Amazon Macie has a 30-day free trial for bucket-level evaluation. However, pay attention to additional costs. To more information, access: https://aws.amazon.com/macie/pricing/
The information explained in this article is basic and does not represent all Amazon Macie functionalities.
What is Amazon Macie?
Amazon Macie is a fully managed data security and data privacy service that uses machine learning and pattern matching to help you discover, monitor, and protect sensitive data in your AWS environment.
Macie automates the discovery of sensitive data, such as personally identifiable information (PII) and financial data, to provide you with a better understanding of the data that your organization stores in Amazon Simple Storage Service (Amazon S3). Macie also provides you with an inventory of your S3 buckets, and it automatically evaluates and monitors those buckets for security and access control. Within minutes, Macie can identify and report overly permissive or unencrypted buckets for your organization.
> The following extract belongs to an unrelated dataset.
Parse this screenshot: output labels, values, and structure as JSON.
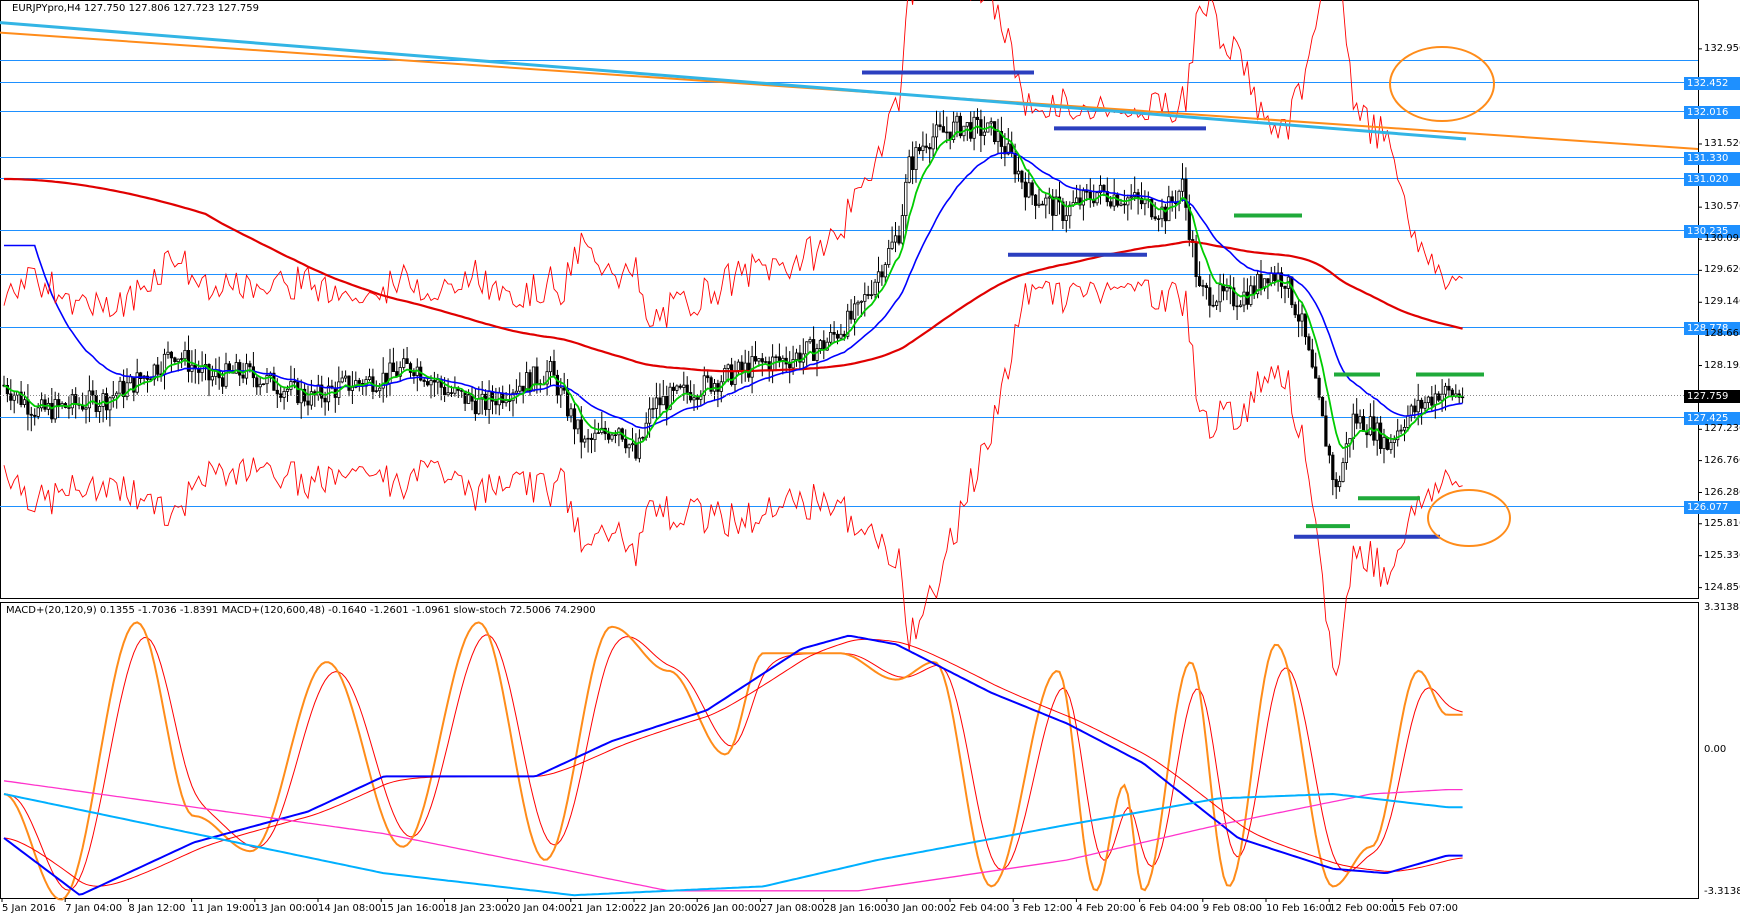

By default, Amazon Macie identifies a lot of sensitive data, but in this test I’ll identify a specific type of data: individual registration (CPF in Brazil).
Steps to use Amazon Macie
- Enable Amazon Macie
- Configure a repository for sensitive data discovery results
- Create a job to discover sensitive data
- Review your findings
Example of use
1-) I created a bucket S3 called dados-brunorusso and put some files in this bucket. They are different files, like:
- resume
- personal documents
- bills for payment
- and files with sensitive information like individual registration (CPF in Brazil)
2-) Enable Amazon Macie
1- Look instructions to enable in this link: https://docs.aws.amazon.com/macie/latest/user/getting-started.html 2- After enable, I see this result:
3- Look that:
- The Bucket is not public
- The bucket is with encryption enabled
- The bucket is not shared
3-) Configure a repository for sensitive data discovery results
1- Look instructions to enable in this link: https://docs.aws.amazon.com/macie/latest/user/getting-started.html
4-) Now, I create a Custom Data Identifier
1- In this step, I create a Custom Data Identifiers to search CPF 2- REGEX, used to detect CPF is:
([0-9]{2}[\.]?[0-9]{3}[\.]?[0-9]{3}[\/]?[0-9]{4}[-]?[0-9]{2})|([0-9]{3}[\.]?[0-9]{3}[\.]?[0-9]{3}[-]?[0-9]{2})
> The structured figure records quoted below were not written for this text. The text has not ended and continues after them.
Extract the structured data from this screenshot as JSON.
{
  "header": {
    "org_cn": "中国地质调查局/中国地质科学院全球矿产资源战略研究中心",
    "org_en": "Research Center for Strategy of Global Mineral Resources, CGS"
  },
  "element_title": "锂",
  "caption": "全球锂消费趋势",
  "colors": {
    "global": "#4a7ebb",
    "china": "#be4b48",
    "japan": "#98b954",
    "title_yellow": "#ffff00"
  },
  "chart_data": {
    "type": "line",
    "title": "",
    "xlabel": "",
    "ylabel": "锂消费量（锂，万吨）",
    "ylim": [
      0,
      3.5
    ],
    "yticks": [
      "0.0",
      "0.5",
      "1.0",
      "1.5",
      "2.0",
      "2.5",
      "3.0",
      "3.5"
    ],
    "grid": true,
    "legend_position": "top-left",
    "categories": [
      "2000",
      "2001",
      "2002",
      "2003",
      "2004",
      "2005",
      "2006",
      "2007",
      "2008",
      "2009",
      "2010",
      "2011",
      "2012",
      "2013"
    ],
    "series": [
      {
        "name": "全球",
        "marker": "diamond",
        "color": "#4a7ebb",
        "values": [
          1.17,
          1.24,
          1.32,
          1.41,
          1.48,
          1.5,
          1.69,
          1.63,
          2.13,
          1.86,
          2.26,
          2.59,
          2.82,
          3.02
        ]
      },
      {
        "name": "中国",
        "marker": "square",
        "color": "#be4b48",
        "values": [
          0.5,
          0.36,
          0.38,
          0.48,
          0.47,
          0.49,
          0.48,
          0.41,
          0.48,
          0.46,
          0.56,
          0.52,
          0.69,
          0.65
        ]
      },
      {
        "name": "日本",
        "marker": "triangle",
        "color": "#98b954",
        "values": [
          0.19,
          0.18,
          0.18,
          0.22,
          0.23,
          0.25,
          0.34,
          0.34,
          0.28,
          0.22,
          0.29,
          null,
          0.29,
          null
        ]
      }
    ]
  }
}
5-) Create a job to discover sensitive data
6-) Now, the job created is running
7-) Is necessary wait some minutes for job complete
8-) After 11 minutes the job was completed
9-) The results can see on Summary menu
10-) Look in Top finding types are three types
1- SensitiveData:S3Object/Personal 2- SensitiveData:S3Object/CustomIdentifier 3- SensitiveData:S3Object/Multiple
11-) The file clients.txt have sensitive information and identified by REGEX created on step 4
12-) The occurrences can see
13-) Look the file content do check information
Warning!
After the test, I disable Amazon Macie to not be charged.